Best beer to Bier: North Side man’s porter tops at competition
The winner’s last name, fittingly enough, was Bier — pronounced “beer.”
“I hoped I’d win, but I didn’t expect to,” said Jake Bier, 26, of the Mexican War Streets, who won the homebrewing beer competition Sunday at Wigle Whiskey’s barrelhouse in Spring Garden. “I’ve been home brewing for five years, my last name is Bier, and I love beer.”
Bier was among 54 homebrewers who submitted their unique, homemade beers. His winning recipe was for a spiced pumpkin porter.

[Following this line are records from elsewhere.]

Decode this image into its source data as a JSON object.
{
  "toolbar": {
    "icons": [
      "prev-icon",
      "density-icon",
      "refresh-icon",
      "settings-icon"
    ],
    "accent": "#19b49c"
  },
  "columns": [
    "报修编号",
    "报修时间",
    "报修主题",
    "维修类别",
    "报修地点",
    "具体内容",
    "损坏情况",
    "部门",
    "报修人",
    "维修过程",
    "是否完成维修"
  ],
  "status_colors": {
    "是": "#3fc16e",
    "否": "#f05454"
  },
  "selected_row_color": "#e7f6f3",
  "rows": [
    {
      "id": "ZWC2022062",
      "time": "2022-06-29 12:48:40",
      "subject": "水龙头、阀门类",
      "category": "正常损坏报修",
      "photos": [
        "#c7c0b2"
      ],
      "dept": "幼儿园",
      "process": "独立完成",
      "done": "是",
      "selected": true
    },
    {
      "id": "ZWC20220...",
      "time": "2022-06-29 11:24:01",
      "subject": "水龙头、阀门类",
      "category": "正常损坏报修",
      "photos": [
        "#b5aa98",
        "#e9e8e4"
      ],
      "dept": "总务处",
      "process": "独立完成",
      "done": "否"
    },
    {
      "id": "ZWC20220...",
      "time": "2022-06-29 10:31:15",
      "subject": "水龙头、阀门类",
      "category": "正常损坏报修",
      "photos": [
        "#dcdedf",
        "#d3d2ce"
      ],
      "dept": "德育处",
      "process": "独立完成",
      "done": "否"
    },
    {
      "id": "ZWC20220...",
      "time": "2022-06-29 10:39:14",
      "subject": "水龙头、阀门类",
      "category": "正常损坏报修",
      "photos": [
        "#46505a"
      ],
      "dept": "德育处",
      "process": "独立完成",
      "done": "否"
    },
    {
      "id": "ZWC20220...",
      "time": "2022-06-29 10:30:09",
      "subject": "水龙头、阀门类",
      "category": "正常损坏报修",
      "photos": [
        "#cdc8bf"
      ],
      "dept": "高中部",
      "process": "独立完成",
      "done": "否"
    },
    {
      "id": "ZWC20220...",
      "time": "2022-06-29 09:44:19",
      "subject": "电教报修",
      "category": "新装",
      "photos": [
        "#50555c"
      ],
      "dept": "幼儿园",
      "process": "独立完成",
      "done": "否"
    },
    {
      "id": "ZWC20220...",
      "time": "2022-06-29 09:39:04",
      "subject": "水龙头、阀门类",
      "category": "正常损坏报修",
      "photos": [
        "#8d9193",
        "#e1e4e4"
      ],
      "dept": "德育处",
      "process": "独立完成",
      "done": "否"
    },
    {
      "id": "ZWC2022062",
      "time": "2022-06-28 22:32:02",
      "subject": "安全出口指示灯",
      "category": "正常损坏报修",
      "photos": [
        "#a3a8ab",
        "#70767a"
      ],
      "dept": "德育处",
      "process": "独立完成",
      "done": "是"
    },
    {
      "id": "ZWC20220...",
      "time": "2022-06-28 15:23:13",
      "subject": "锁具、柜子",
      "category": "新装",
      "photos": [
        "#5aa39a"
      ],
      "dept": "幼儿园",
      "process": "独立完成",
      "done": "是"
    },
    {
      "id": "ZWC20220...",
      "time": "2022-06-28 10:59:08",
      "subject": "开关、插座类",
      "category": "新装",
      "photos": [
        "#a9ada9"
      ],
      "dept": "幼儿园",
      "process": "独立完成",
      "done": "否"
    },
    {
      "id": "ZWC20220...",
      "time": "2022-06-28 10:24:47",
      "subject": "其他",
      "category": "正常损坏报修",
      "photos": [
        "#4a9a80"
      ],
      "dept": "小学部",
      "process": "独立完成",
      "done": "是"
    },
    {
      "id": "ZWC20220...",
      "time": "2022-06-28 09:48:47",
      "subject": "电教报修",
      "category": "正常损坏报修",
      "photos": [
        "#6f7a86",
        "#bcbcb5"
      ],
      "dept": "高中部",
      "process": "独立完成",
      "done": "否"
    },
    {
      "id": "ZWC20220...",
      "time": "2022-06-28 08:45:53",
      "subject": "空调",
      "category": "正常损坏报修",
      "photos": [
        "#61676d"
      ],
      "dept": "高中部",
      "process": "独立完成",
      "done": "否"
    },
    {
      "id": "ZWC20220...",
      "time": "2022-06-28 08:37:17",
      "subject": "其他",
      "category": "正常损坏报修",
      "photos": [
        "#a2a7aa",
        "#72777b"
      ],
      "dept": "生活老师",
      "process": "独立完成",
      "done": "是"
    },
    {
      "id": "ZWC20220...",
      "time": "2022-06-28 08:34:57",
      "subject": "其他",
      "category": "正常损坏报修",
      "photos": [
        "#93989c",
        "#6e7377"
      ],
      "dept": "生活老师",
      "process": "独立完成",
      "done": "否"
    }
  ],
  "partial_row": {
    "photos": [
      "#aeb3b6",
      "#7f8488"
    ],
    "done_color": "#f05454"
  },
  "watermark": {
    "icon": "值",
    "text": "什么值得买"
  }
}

The competition illustrated the surging popularity of homebrewing in Western Pennsylvania, which in turn fuels the region’s love and support of craft and micro-breweries, said judges at the event.
Hart Johnson, cellarman at Piper’s Pub in the South Side, said customers increasingly seek out distinct locally brewed beers.
Years ago, he said, Piper’s sold three cases of a national brand such as Miller Lite on a Saturday night. “And last night, we sold just six bottles of it,” he said.
Dozens of breweries have opened in Western Pennsylvania in recent years. So many, in fact, that one bar in Squirrel Hill sells only beer made here.
“That wouldn’t have worked 15 years ago — there weren’t enough breweries,” said Matt Wein, a bartender at the Independent Brewing Co. bar. “Now, we can’t get all the local breweries into the bar.”
The competition kicked off a week of events, organized by Wigle and East End Brewing Co., to celebrate beer aged in spirit barrels. About 200 people crammed into Wigle’s barrelhouse to sample the beers.
For winning, Bier won one of Wigle’s spirit barrels, which he can use to age his next batch. Wigle sells its freshly drained 10- and 15-gallon barrels for $150. Other prizes included bottles of Wigle whiskey, T-shirts and barrelhouse tours.
The panel of eight judges included local beer experts and journalists, including the Tribune-Review’s Chris Fleisher, who co-writes the First Draft beer column.
Even homebrewers who did not win said the experience was valuable.
“To come here and serve your beer to people who really know and appreciate good beer, and then get their feedback … it’s such a cool thing,” said Linda Willhide of Ross as she poured samples of her husband Mike’s “Shiver Me Timbers” English-style amber ale.
“People like local,” Mike Willhide said. “You want to have a good hometown beer.”